Unfortunately, there was a problem in the final phase of deployment and the micrometeoroid shield and a solar panel were torn off, exposing some of the internal wiring of the station to potential overheating. A rather critical repair mission was sent, which needed to succeed before the wiring melted, released poison gas, and made the station uninhabitable. If humans weren't already prepared to visit (using command modules very similar to those used in the Apollo missions), the mission would have failed.

The solution? A big, ugly, wrinkled sheet of gold Mylar, clearly visible in most photographs.

Now, to doubt the authenticity of the moon landings also pretty much requires one to doubt the existence of Skylab, too, because Skylab was launched with the same kind of rocket and was visited by some of the same people who went to the moon. Its weight alone shows that the Saturn V had more than enough ass to haul up everything a moon expedition would need (the total weight of the CSM-LM system that went to the moon was around 47000 Kg, or 50 tons, but that does not include the SV-III stage).

And of course, Skylab came back to earth, because nobody had taken into account the fact that electromagnetic fields were decaying its orbit faster than predicted, and there was a huge gap between the end of the Apollo program and the launch of the first Space Shuttle, so humans couldn't save it a second time. Many people, including me, watched it go by overhead (actually, in the southern sky) in the days before it came down, and then I subsequently saw some of the debris which was recovered in Australia.
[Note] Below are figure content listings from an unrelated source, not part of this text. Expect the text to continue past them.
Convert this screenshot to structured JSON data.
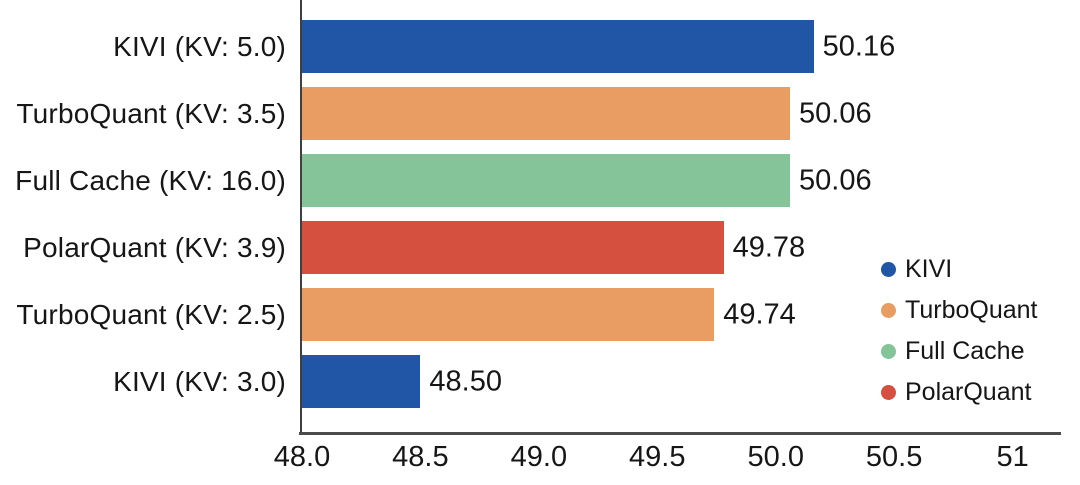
{
  "chart_data": {
    "type": "bar",
    "orientation": "horizontal",
    "title": "",
    "xlabel": "",
    "ylabel": "",
    "grid": false,
    "xlim": [
      48.0,
      51.2
    ],
    "categories": [
      "KIVI (KV: 5.0)",
      "TurboQuant (KV: 3.5)",
      "Full Cache (KV: 16.0)",
      "PolarQuant (KV: 3.9)",
      "TurboQuant (KV: 2.5)",
      "KIVI (KV: 3.0)"
    ],
    "values": [
      50.16,
      50.06,
      50.06,
      49.78,
      49.74,
      48.5
    ],
    "value_labels": [
      "50.16",
      "50.06",
      "50.06",
      "49.78",
      "49.74",
      "48.50"
    ],
    "bar_series": [
      "KIVI",
      "TurboQuant",
      "Full Cache",
      "PolarQuant",
      "TurboQuant",
      "KIVI"
    ],
    "bar_colors": [
      "#2156a6",
      "#e99d63",
      "#85c398",
      "#d5503f",
      "#e99d63",
      "#2156a6"
    ],
    "x_ticks": [
      {
        "label": "48.0",
        "value": 48.0
      },
      {
        "label": "48.5",
        "value": 48.5
      },
      {
        "label": "49.0",
        "value": 49.0
      },
      {
        "label": "49.5",
        "value": 49.5
      },
      {
        "label": "50.0",
        "value": 50.0
      },
      {
        "label": "50.5",
        "value": 50.5
      },
      {
        "label": "51",
        "value": 51.0
      }
    ],
    "legend": {
      "position": "right",
      "entries": [
        {
          "label": "KIVI",
          "color": "#2156a6"
        },
        {
          "label": "TurboQuant",
          "color": "#e99d63"
        },
        {
          "label": "Full Cache",
          "color": "#85c398"
        },
        {
          "label": "PolarQuant",
          "color": "#d5503f"
        }
      ]
    },
    "colors": {
      "axis_line": "#4c4c4c",
      "text": "#161616",
      "background": "#ffffff"
    }
  }
}
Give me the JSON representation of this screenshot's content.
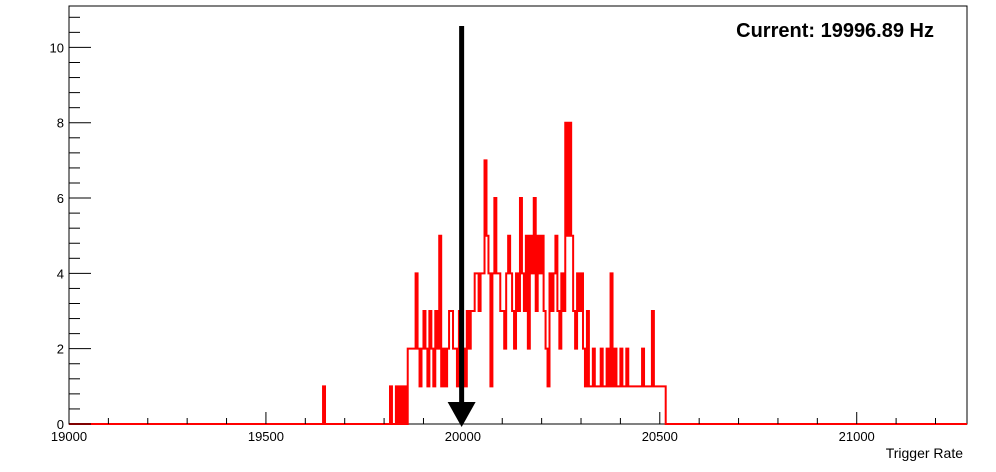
{
  "chart_data": {
    "type": "histogram",
    "title": "",
    "xlabel": "Trigger Rate",
    "ylabel": "",
    "xlim": [
      19000,
      21280
    ],
    "ylim": [
      0,
      11.1
    ],
    "xticks": [
      19000,
      19500,
      20000,
      20500,
      21000
    ],
    "yticks": [
      0,
      2,
      4,
      6,
      8,
      10
    ],
    "grid": false,
    "legend": "none",
    "bin_width": 5,
    "series": [
      {
        "color": "#ff0000",
        "bins": [
          [
            19645,
            1
          ],
          [
            19815,
            1
          ],
          [
            19830,
            1
          ],
          [
            19840,
            1
          ],
          [
            19850,
            1
          ],
          [
            19860,
            2
          ],
          [
            19865,
            2
          ],
          [
            19870,
            2
          ],
          [
            19875,
            2
          ],
          [
            19880,
            4
          ],
          [
            19885,
            2
          ],
          [
            19890,
            1
          ],
          [
            19895,
            2
          ],
          [
            19900,
            3
          ],
          [
            19905,
            2
          ],
          [
            19910,
            1
          ],
          [
            19915,
            3
          ],
          [
            19920,
            2
          ],
          [
            19925,
            1
          ],
          [
            19930,
            3
          ],
          [
            19935,
            2
          ],
          [
            19940,
            5
          ],
          [
            19945,
            1
          ],
          [
            19950,
            2
          ],
          [
            19955,
            1
          ],
          [
            19960,
            2
          ],
          [
            19965,
            3
          ],
          [
            19970,
            3
          ],
          [
            19975,
            2
          ],
          [
            19980,
            2
          ],
          [
            19985,
            1
          ],
          [
            19990,
            3
          ],
          [
            19995,
            1
          ],
          [
            20000,
            2
          ],
          [
            20005,
            1
          ],
          [
            20010,
            3
          ],
          [
            20015,
            2
          ],
          [
            20020,
            3
          ],
          [
            20025,
            3
          ],
          [
            20030,
            4
          ],
          [
            20035,
            4
          ],
          [
            20040,
            3
          ],
          [
            20045,
            4
          ],
          [
            20050,
            4
          ],
          [
            20055,
            7
          ],
          [
            20060,
            5
          ],
          [
            20065,
            4
          ],
          [
            20070,
            1
          ],
          [
            20075,
            4
          ],
          [
            20080,
            6
          ],
          [
            20085,
            4
          ],
          [
            20090,
            4
          ],
          [
            20095,
            3
          ],
          [
            20100,
            3
          ],
          [
            20105,
            2
          ],
          [
            20110,
            4
          ],
          [
            20115,
            5
          ],
          [
            20120,
            4
          ],
          [
            20125,
            3
          ],
          [
            20130,
            2
          ],
          [
            20135,
            4
          ],
          [
            20140,
            3
          ],
          [
            20145,
            6
          ],
          [
            20150,
            4
          ],
          [
            20155,
            3
          ],
          [
            20160,
            5
          ],
          [
            20165,
            2
          ],
          [
            20170,
            5
          ],
          [
            20175,
            4
          ],
          [
            20180,
            6
          ],
          [
            20185,
            3
          ],
          [
            20190,
            5
          ],
          [
            20195,
            4
          ],
          [
            20200,
            5
          ],
          [
            20205,
            3
          ],
          [
            20210,
            2
          ],
          [
            20215,
            1
          ],
          [
            20220,
            4
          ],
          [
            20225,
            3
          ],
          [
            20230,
            4
          ],
          [
            20235,
            5
          ],
          [
            20240,
            3
          ],
          [
            20245,
            2
          ],
          [
            20250,
            4
          ],
          [
            20255,
            3
          ],
          [
            20260,
            8
          ],
          [
            20265,
            5
          ],
          [
            20270,
            8
          ],
          [
            20275,
            5
          ],
          [
            20280,
            3
          ],
          [
            20285,
            2
          ],
          [
            20290,
            4
          ],
          [
            20295,
            3
          ],
          [
            20300,
            4
          ],
          [
            20305,
            2
          ],
          [
            20310,
            1
          ],
          [
            20315,
            3
          ],
          [
            20320,
            1
          ],
          [
            20325,
            1
          ],
          [
            20330,
            2
          ],
          [
            20335,
            1
          ],
          [
            20340,
            1
          ],
          [
            20345,
            1
          ],
          [
            20350,
            2
          ],
          [
            20355,
            1
          ],
          [
            20360,
            1
          ],
          [
            20365,
            2
          ],
          [
            20370,
            1
          ],
          [
            20375,
            4
          ],
          [
            20380,
            1
          ],
          [
            20385,
            2
          ],
          [
            20390,
            1
          ],
          [
            20395,
            1
          ],
          [
            20400,
            2
          ],
          [
            20405,
            1
          ],
          [
            20410,
            1
          ],
          [
            20415,
            2
          ],
          [
            20420,
            1
          ],
          [
            20425,
            1
          ],
          [
            20430,
            1
          ],
          [
            20435,
            1
          ],
          [
            20440,
            1
          ],
          [
            20445,
            1
          ],
          [
            20450,
            1
          ],
          [
            20455,
            2
          ],
          [
            20460,
            1
          ],
          [
            20465,
            1
          ],
          [
            20470,
            1
          ],
          [
            20475,
            1
          ],
          [
            20480,
            3
          ],
          [
            20485,
            1
          ],
          [
            20490,
            1
          ],
          [
            20495,
            1
          ],
          [
            20500,
            1
          ],
          [
            20505,
            1
          ],
          [
            20510,
            1
          ]
        ]
      }
    ],
    "marker": {
      "value": 19996.89,
      "label": "Current: 19996.89 Hz",
      "color": "#000000"
    }
  }
}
So either it's all bullshit, or a big, big part of it is quite clearly true and entirely feasible: that we had a skyscraper-sized rocket capable of lifting enormous payloads, that we had the life support systems (built with the same 1960s-era technology and practically no computing power) which were capable of sustaining human life for at least seven times longer than the longest Apollo mission, that we had the capability to make emergency repairs and adjust mission profiles on the fly, that because of the comparatively low technology, humans were critical to the success of the mission... and that Mylar was an important contributor to both missions!